The draft strategy reveals a renewable target for electricity generation, which states:
“The government retains the aspirational, but achievable, target that 90 percent of electricity generation be from renewable sources by 2025 (in an average hydrological year) providing this does not affect security of supply.”
But how exactly the government plans to achieve that isn’t made abundantly clear according to Wallace, who says the draft does not have any strategies on how to get to the strategy’s 90 percent renewable target or the 10-20 percent reduction in greenhouse gas emission by 2020 or the 50 percent reduction by 2050.
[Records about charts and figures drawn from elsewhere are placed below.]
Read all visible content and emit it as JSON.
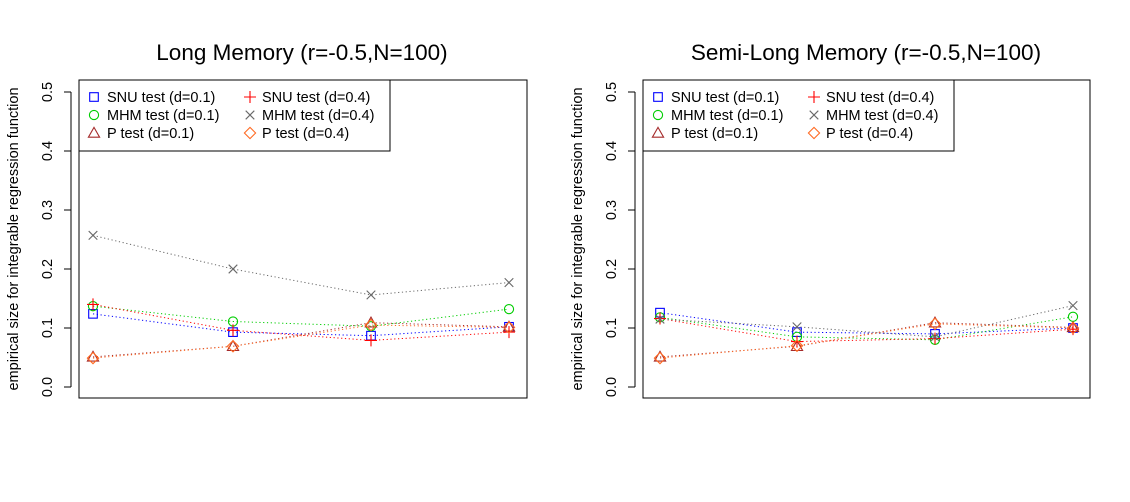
{
  "chart_data": [
    {
      "type": "scatter",
      "title": "Long Memory (r=-0.5,N=100)",
      "xlabel": "",
      "ylabel": "empirical size for integrable regression function",
      "ylim": [
        0,
        0.5
      ],
      "yticks": [
        "0.0",
        "0.1",
        "0.2",
        "0.3",
        "0.4",
        "0.5"
      ],
      "x": [
        1,
        2,
        3,
        4
      ],
      "grid": false,
      "legend_position": "top-left",
      "series": [
        {
          "name": "SNU test (d=0.1)",
          "marker": "square",
          "color": "#0000FF",
          "values": [
            0.124,
            0.093,
            0.087,
            0.102
          ]
        },
        {
          "name": "MHM test (d=0.1)",
          "marker": "circle",
          "color": "#00CD00",
          "values": [
            0.137,
            0.111,
            0.103,
            0.132
          ]
        },
        {
          "name": "P test (d=0.1)",
          "marker": "triangle",
          "color": "#A52A2A",
          "values": [
            0.051,
            0.069,
            0.109,
            0.102
          ]
        },
        {
          "name": "SNU test (d=0.4)",
          "marker": "plus",
          "color": "#FF0000",
          "values": [
            0.14,
            0.096,
            0.079,
            0.093
          ]
        },
        {
          "name": "MHM test (d=0.4)",
          "marker": "cross",
          "color": "#696969",
          "values": [
            0.257,
            0.2,
            0.156,
            0.177
          ]
        },
        {
          "name": "P test (d=0.4)",
          "marker": "diamond",
          "color": "#FF6A22",
          "values": [
            0.049,
            0.069,
            0.105,
            0.101
          ]
        }
      ]
    },
    {
      "type": "scatter",
      "title": "Semi-Long Memory (r=-0.5,N=100)",
      "xlabel": "",
      "ylabel": "empirical size for integrable regression function",
      "ylim": [
        0,
        0.5
      ],
      "yticks": [
        "0.0",
        "0.1",
        "0.2",
        "0.3",
        "0.4",
        "0.5"
      ],
      "x": [
        1,
        2,
        3,
        4
      ],
      "grid": false,
      "legend_position": "top-left",
      "series": [
        {
          "name": "SNU test (d=0.1)",
          "marker": "square",
          "color": "#0000FF",
          "values": [
            0.126,
            0.093,
            0.09,
            0.1
          ]
        },
        {
          "name": "MHM test (d=0.1)",
          "marker": "circle",
          "color": "#00CD00",
          "values": [
            0.118,
            0.085,
            0.08,
            0.119
          ]
        },
        {
          "name": "P test (d=0.1)",
          "marker": "triangle",
          "color": "#A52A2A",
          "values": [
            0.051,
            0.069,
            0.109,
            0.101
          ]
        },
        {
          "name": "SNU test (d=0.4)",
          "marker": "plus",
          "color": "#FF0000",
          "values": [
            0.116,
            0.077,
            0.082,
            0.098
          ]
        },
        {
          "name": "MHM test (d=0.4)",
          "marker": "cross",
          "color": "#696969",
          "values": [
            0.115,
            0.102,
            0.085,
            0.138
          ]
        },
        {
          "name": "P test (d=0.4)",
          "marker": "diamond",
          "color": "#FF6A22",
          "values": [
            0.049,
            0.07,
            0.107,
            0.1
          ]
        }
      ]
    }
  ]
}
When questioned by Green Party co-leader and Acting Minister of Energy and Resources Russel Norman yesterday about the leaked plan, Hekia Parata defended it by saying "the government is yet to finalise its energy strategy".
When Norman pressed on and asked Parata if she was "aware that if New Zealand goes ahead and digs up its lignite coal, as proposed in the draft strategy, it will result in the release of greenhouse emissions equivalent to 150 times our current annual emissions, and how is that compatible with the “50 by 50” target for reducing emissions?", Parata replied again with the very undescriptive: "The government has not yet finalised its energy strategy."